One of the last of the reunion films, "Surviving Gilligan's Island: The Incredibly True Story of the Longest Three Hour Tour in History," aired in 2001 with other actors portraying the original seven-member cast while Denver and two other surviving cast members narrated and reminisced.
The show's other cast members were Jim Backus and Natalie Schafer, as rich snobs Thurston and Lovey Howell, and Tina Louise, as bosomy movie star Ginger Grant.
Denver's death leaves Wells, Johnson and Louise as the show's only survivors.

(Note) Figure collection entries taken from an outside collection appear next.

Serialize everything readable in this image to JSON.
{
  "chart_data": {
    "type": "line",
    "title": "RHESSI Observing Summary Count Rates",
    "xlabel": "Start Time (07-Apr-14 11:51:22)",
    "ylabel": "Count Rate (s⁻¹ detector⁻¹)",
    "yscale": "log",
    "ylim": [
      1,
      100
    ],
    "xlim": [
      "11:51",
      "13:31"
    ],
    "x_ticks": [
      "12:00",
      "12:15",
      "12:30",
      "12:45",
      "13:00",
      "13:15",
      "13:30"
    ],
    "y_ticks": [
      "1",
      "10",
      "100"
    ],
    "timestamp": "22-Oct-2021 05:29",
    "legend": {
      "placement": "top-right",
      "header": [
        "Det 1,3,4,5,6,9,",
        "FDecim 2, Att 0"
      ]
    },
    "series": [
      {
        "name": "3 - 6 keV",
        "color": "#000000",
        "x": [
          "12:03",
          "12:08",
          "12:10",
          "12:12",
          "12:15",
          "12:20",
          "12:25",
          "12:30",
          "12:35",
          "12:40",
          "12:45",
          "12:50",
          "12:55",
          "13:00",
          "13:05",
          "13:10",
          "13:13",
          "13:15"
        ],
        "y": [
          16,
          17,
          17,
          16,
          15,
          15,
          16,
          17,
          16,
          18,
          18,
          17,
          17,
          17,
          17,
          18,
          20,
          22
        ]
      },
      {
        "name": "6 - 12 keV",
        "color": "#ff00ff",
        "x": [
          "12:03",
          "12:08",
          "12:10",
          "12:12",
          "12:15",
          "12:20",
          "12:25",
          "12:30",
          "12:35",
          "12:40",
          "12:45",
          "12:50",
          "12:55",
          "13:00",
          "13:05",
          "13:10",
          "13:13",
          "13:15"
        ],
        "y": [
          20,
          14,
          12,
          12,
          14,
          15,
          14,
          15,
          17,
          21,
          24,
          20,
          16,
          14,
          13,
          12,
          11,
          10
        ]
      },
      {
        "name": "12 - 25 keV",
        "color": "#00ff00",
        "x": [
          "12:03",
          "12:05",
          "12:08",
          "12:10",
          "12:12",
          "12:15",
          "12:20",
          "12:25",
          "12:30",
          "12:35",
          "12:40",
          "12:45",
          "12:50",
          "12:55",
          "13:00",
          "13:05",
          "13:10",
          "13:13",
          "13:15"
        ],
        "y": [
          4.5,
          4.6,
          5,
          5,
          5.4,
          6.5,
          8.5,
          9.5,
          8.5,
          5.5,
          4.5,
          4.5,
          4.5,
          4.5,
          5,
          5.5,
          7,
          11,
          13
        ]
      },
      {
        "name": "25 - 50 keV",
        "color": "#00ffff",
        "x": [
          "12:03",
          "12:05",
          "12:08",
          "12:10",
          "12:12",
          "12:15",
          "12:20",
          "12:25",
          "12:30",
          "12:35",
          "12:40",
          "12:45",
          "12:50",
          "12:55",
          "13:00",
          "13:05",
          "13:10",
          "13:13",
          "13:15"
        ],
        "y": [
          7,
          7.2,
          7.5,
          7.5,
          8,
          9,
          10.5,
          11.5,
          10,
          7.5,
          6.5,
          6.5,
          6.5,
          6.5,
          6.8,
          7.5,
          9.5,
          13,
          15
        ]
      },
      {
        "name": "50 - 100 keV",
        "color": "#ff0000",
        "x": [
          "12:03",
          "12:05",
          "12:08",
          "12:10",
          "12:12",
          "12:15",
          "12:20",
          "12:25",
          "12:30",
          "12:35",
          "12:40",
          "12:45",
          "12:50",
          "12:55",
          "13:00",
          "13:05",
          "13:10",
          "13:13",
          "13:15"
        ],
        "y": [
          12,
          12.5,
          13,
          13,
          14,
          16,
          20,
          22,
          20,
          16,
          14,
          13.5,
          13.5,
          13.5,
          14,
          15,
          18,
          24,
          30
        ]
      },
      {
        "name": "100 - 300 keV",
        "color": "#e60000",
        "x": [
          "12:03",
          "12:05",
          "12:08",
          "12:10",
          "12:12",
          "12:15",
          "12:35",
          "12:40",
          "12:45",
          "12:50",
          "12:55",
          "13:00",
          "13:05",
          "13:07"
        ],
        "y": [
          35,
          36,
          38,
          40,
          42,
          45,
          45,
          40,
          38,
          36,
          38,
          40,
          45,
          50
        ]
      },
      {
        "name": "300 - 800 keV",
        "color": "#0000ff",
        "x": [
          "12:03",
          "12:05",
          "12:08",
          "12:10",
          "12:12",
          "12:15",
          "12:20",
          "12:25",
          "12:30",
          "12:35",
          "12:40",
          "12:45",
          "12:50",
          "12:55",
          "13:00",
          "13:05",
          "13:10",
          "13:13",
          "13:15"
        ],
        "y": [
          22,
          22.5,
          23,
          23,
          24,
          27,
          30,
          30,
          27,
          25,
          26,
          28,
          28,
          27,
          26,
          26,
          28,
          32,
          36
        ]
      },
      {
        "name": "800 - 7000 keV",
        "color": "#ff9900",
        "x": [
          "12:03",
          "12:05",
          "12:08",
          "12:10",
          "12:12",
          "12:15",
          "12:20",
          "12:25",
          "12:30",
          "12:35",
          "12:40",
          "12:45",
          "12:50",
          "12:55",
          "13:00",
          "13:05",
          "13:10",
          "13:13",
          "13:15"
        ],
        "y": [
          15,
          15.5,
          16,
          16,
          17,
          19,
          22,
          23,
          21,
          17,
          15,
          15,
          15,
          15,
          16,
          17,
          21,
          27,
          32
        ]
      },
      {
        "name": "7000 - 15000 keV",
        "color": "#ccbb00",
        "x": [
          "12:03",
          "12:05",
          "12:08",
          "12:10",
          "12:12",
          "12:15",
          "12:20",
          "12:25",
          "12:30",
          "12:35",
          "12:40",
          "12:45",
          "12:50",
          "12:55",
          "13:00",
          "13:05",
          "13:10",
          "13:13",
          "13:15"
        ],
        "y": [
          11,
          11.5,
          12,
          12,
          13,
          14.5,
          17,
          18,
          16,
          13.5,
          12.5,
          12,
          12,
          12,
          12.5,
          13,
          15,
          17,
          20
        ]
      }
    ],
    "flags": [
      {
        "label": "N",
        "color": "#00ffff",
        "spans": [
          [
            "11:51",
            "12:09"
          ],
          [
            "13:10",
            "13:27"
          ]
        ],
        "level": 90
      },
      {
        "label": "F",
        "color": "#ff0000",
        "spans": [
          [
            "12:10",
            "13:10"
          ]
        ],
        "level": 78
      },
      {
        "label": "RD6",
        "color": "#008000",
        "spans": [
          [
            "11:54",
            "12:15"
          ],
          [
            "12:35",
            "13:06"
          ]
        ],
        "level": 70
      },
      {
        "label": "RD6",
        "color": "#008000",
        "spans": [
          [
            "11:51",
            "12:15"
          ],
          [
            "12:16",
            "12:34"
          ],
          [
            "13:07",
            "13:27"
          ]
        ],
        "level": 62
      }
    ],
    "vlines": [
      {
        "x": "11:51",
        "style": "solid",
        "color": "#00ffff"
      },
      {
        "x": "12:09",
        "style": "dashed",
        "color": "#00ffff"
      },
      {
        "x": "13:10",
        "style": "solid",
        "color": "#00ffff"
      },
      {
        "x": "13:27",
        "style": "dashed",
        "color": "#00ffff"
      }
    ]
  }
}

Born in New Rochelle, N.Y., on Jan 9, 1935, Denver discovered acting while studying law at Loyola University in Los Angeles. While struggling to make it as an actor, he taught private school in Pacific Palisades and worked for a time at a post office.
After landing a small role in the 1959 Sal Mineo film "A Private Affair," he was cast as Krebs in "The Many Loves of Dobie Gillis" and his career took off.
Denver is survived by Dreama Denver, his wife of 28 years; children Patrick, Megan, Emily and Colin; and a granddaughter, Elana. The family said no memorial service is planned.